Podemos sempre contar com a Pixar para, mesmo em tempos difíceis como os atuais, trazer aquele quentinho gostoso para o coração.  Se no ano passado o estúdio nos levou à reflexão existencial no excelente ‘Soul’, este ano o clima é bem mais leve na jornada de amizade, autodescoberta e aceitação de ‘Luca’, que estreia nesta sexta-feira (18), no Disney+.

Numa das melhores representações de “crianças sendo crianças” dos últimos tempos, o filme de estreia do diretor Enrico Casarosa (indicado ao Oscar pelo curta ‘A Lua’) conta a história de Luca Paguro (Jacob Tremblay), um monstro marinho que é fascinado pelo mundo da superfície, e Alberto Scorfano (Jack Dylan Grazer), seu melhor amigo, que mora numa ilha e coleciona itens dos humanos.

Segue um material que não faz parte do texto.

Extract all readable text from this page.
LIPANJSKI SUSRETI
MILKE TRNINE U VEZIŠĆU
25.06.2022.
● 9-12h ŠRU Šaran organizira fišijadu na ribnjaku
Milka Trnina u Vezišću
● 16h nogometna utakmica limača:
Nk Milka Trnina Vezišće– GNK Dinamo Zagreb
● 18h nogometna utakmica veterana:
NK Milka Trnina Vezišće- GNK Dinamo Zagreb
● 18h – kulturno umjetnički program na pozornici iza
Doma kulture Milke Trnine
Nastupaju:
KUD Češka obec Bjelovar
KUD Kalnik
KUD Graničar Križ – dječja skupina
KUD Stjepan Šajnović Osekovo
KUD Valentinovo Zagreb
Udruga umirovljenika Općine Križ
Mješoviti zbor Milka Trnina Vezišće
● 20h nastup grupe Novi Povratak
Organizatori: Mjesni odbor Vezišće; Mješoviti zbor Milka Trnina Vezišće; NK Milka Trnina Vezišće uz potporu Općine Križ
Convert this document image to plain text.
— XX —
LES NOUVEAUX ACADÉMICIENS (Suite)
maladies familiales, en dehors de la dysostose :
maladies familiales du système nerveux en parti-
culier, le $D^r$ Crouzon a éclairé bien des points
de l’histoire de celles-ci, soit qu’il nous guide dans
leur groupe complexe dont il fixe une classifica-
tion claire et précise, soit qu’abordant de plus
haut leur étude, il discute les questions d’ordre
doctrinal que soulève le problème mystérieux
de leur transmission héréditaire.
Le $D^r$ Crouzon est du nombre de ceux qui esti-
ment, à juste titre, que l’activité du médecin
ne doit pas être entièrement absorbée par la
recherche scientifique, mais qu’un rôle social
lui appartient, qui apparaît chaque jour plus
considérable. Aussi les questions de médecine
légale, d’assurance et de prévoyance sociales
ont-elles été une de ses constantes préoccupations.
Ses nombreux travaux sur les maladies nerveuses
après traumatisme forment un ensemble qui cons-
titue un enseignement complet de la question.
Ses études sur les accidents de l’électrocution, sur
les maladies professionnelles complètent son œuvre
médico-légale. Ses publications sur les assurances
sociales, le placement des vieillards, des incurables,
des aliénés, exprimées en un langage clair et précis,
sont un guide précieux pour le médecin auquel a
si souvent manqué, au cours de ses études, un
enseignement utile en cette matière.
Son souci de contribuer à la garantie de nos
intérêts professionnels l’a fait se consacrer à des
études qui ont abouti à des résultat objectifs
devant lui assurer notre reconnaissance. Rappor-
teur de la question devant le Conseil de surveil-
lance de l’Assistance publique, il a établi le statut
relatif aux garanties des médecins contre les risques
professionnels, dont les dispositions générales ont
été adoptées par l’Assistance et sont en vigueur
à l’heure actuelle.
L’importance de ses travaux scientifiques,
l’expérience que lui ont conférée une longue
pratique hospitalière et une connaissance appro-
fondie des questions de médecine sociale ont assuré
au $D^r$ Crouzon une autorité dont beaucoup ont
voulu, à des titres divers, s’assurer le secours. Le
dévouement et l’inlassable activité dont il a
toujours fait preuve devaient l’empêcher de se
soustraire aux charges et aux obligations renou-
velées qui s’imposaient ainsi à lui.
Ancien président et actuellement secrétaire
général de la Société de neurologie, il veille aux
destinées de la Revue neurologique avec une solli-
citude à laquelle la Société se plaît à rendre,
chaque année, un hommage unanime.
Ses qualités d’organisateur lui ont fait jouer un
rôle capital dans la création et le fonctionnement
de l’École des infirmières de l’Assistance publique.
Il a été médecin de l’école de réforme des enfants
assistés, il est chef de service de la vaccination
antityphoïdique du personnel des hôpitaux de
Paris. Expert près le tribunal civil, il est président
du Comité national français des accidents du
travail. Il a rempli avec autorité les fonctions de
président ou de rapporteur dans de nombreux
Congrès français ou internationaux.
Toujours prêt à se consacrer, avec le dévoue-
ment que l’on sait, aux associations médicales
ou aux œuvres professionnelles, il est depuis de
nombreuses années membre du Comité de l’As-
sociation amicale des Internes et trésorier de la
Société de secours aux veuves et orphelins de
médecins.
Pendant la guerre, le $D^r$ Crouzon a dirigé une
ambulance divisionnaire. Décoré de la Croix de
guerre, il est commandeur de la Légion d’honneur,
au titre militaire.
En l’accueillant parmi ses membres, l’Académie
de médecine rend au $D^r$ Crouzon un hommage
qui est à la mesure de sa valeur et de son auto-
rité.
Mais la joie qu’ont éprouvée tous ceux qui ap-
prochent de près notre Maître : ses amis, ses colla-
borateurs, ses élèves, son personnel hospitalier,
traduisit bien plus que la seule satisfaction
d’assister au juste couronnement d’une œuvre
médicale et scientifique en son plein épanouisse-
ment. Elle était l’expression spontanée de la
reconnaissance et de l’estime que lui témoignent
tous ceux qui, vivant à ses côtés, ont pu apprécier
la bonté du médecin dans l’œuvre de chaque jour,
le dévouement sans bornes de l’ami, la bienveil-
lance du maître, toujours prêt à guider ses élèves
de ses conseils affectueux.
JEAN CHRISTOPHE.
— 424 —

Alberto e Luca são monstros marinhos que se transformam em humanos quando saem da água. Imagem: Disney/Pixar/Divulgação
Alberto e Luca são monstros marinhos que se transformam em humanos quando saem da água. Imagem: Disney/Pixar/Divulgação

Luca, porém, foi alertado a vida inteira pelos pais (Maya Rudolph e Jim Gaffigan) de que o mundo humano é um lugar perigoso. A verdade é que no universo do filme, humanos e monstros marinhos não possuem uma boa relação: enquanto os aquáticos fazem o máximo para passar despercebidos, os terrestres os caçam quase obsessivamente. Ainda assim, o jovem monstro marinho anseia por conhecer o mundo lá fora.

Literalmente puxado por Alberto, Luca descobre então que monstros marinhos, quando fora d’água, podem se passar por humanos. O mundo seco agora é um playground para os dois, que sonham em conhecer todos os lugares a bordo de uma Vespa. Explorando a cidade local, os dois conhecem ainda Giulia (Emma Berman), uma jovem menina humana filha de um pescador, Massimo (Marco Barricelli).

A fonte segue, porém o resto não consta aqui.